In the interview the Senator had made an effort to disentangle himself from a seemingly inextricable network in which he was enmeshed, and the paper contained still another editorial lambasting him in amplitude for trying to practise on the credulity of the newspaper's readers. The editor accused him of equivocation, artful dodging, false coloring, exaggeration, suppression of truth, cupidity and knavery.
The arraignment wrought an undoubted sensation.
The effect on the Nevada public was unmistakable. It reminded me more of the motionless and breathless attitude of an audience at the third-act climax of a four-act drama, than anything else. The Senator was not seen on the streets of Reno for two months afterwards. For a fortnight afterward he didn't even call at the offices of the bank. When he did finally resume his visits to the bank he came in his automobile. He was whisked to the door of the building, immediately secreted himself in the directors' room and was not get-at-able.

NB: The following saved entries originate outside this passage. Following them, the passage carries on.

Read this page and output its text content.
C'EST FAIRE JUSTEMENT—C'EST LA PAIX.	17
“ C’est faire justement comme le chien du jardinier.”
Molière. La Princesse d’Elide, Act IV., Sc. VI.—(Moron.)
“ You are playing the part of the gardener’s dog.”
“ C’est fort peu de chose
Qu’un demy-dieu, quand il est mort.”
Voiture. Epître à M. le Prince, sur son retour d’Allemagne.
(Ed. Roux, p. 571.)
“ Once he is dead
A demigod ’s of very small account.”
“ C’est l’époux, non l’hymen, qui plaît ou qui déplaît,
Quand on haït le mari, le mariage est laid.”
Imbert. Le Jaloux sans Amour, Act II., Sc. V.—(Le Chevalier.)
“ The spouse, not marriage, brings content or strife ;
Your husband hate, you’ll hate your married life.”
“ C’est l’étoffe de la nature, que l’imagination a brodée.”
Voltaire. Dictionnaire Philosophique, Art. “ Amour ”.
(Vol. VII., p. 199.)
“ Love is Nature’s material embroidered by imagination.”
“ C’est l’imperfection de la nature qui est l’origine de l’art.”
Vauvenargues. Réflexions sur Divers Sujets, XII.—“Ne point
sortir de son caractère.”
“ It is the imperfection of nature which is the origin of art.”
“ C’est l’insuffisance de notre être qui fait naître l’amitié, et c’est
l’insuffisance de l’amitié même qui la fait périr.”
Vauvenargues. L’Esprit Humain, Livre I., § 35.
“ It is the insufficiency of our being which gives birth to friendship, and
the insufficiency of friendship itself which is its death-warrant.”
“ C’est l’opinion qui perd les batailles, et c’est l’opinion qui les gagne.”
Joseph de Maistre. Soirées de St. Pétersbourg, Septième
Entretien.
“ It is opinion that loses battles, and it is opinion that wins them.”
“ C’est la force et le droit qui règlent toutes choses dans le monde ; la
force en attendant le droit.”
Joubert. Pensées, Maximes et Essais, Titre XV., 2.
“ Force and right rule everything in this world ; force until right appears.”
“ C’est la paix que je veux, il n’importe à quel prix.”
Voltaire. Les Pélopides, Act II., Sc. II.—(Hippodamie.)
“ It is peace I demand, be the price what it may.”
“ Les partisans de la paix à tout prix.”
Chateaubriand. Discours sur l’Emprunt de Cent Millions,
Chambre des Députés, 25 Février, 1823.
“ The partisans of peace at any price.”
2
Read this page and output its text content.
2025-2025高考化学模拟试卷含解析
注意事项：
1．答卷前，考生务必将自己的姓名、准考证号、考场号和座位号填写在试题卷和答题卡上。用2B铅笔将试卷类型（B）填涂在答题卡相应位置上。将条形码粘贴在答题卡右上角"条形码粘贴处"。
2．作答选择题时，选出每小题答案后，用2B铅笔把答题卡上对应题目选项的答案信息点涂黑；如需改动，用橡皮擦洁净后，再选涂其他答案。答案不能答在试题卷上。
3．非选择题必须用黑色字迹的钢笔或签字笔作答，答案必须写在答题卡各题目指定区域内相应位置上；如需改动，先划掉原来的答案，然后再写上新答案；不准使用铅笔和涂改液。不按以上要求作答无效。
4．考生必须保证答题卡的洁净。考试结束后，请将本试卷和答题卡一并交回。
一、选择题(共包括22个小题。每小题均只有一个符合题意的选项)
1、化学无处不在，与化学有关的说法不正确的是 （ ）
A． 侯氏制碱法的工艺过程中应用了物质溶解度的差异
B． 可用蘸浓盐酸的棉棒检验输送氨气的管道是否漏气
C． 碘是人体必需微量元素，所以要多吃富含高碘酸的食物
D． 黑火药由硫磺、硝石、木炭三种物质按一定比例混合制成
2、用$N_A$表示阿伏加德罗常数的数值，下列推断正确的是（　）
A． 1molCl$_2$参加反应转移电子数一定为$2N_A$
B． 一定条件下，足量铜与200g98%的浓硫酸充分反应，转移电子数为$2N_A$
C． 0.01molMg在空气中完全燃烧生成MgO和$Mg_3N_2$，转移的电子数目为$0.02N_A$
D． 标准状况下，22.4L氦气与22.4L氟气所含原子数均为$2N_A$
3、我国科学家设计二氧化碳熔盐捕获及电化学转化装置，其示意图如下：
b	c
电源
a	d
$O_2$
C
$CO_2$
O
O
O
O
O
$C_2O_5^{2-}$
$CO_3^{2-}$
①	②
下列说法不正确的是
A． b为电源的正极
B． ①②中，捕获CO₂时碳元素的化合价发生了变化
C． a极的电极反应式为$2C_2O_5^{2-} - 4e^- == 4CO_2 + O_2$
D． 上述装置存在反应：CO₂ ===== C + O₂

Leading citizens, including the directors of a number of banks in Reno, made clandestine calls at my office, shook my hand, felicitated me over the stand I took, and went away. Even George Wingfield, the Senator's partner, it was reported (and I afterward corroborated this from the lips of George Wingfield himself), backed me up in the stand I had taken. The general sentiment in the State appeared to be that the threat was a lowdown trick, and that of the two I had the less to be ashamed of.
When the Senator read the article headed "Nixon a Senator with a Blackmailing Mind" it is said he telegraphed to former Governor Thomas of Colorado, his counsel, and asked him to come to Reno.
"If I don't say something in answer to this awful attack, I'll choke!" cried the Senator as he nervously walked the floor.
"Did you sign that interview which they published?" asked Governor Thomas.
"Yes," said the Senator.
"Well, then, if you say anything at all now, they'll choke you," answered Governor Thomas.
During the course of our attacks on Senator Nixon in the Nevada Mining News which followed at various intervals, the newspaper accused him of making promises of early dividends to Goldfield Consolidated stockholders which he knew he could not keep; of having been the State Agent in Nevada of the Southern Pacific Company at $150 per month during the Huntington régime when legislatures were bought; of having bilked the investing public out of millions in Goldfield; of having carved his fortune, that made possible the acquisition by him and his partner of control of the Goldfield Consolidated, out of a gambling house in Tonopah; of having gathered his first mining property and mining-stock interests in Goldfield from prospectors who lost money and surrendered their mining claims and stock certificates to the gambling house in lieu of the cash; and of being generally a financial and political freebooter of the most despicable sort. And the Senator never sued for libel nor proceeded in the courts in any way whatsoever to obtain a retraction.